On the dimension of orthogonal projections of self-similar measures

TL;DR

This paper establishes a criterion involving the group action of an IFS that guarantees the preservation of the dimension of self-similar measures under orthogonal projections, refining previous results and providing sharp conditions for projections to lines and hyperplanes.

Contribution

It introduces a new criterion based on group actions that ensures dimension preservation of self-similar measures under projections, improving upon earlier theorems.

Findings

Dimension preservation under the new criterion

Refinement of Hochman-Shmerkin and Falconer-Jin results

Sharp results for projections onto lines and hyperplanes

Abstract

Let $\nu$ be a self similar measure on $\mathbb{R}^d$, $d\geq 2$, and let $\pi$ be an orthogonal projection onto a $k$-dimensional subspace.
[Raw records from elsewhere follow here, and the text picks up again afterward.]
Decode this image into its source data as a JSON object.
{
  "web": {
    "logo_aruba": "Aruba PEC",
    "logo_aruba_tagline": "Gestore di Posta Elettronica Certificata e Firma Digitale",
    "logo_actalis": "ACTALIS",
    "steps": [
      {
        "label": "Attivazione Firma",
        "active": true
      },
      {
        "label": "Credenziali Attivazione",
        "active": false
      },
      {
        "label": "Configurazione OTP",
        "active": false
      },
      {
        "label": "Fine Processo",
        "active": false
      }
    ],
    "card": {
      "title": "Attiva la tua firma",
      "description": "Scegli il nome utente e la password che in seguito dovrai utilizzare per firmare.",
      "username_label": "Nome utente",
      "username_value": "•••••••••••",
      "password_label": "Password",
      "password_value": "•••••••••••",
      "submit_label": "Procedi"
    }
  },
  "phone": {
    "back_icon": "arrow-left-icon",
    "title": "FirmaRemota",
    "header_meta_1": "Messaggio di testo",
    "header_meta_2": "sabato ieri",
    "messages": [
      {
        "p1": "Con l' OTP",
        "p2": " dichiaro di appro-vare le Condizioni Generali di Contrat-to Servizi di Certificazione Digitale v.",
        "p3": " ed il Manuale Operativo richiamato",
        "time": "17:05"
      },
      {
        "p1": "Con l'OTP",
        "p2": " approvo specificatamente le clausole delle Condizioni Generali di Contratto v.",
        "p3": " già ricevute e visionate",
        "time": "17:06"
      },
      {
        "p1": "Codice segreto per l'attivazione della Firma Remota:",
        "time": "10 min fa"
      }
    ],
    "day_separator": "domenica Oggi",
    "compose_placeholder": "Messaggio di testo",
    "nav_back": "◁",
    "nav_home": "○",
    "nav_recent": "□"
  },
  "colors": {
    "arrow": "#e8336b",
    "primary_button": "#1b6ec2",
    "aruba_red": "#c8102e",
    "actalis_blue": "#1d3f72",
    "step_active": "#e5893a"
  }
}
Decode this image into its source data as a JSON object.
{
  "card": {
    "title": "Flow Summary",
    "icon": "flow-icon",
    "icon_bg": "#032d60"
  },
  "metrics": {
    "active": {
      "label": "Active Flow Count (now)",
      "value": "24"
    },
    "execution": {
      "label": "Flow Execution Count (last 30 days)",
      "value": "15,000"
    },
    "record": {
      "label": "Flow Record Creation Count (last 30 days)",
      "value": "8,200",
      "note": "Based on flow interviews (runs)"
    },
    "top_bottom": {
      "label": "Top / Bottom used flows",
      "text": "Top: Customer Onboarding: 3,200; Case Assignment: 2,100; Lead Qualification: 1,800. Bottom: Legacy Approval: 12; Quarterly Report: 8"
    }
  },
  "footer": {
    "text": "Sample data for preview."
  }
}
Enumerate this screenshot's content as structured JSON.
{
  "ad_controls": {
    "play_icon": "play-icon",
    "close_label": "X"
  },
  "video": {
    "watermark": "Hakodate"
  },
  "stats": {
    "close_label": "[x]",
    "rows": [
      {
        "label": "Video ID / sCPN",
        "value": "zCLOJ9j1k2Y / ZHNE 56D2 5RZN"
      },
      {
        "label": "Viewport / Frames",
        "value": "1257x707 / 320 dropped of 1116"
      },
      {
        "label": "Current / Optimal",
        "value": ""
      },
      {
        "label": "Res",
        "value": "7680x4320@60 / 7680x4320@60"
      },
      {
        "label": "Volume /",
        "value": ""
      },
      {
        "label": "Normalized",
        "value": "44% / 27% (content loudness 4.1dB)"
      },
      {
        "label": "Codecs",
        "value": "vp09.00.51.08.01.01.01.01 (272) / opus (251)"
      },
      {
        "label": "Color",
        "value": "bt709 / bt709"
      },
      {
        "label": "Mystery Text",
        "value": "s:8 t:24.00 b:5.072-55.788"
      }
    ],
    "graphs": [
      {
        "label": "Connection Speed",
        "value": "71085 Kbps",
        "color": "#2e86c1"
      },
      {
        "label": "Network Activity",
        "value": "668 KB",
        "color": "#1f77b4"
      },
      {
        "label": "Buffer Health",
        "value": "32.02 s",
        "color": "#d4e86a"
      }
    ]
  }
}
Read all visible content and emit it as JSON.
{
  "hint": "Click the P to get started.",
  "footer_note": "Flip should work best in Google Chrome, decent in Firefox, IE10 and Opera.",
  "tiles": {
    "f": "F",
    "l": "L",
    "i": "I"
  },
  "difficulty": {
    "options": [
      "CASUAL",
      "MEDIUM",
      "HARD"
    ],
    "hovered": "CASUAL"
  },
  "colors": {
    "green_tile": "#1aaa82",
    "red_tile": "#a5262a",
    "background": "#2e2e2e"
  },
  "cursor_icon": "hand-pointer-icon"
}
We formulate a criterion on the action of the group generated by the orthogonal parts of the IFS on $\pi$, and show that it ensures the dimension of $\pi \nu$ is preserved; this significantly refines previous results by Hochman-Shmerkin (2012) and Falconer-Jin (2014), and is sharp for projections to lines and hyperplanes. A key ingredient in the proof is an application of a restricted projection theorem of Gan-Guo-Wang (2024).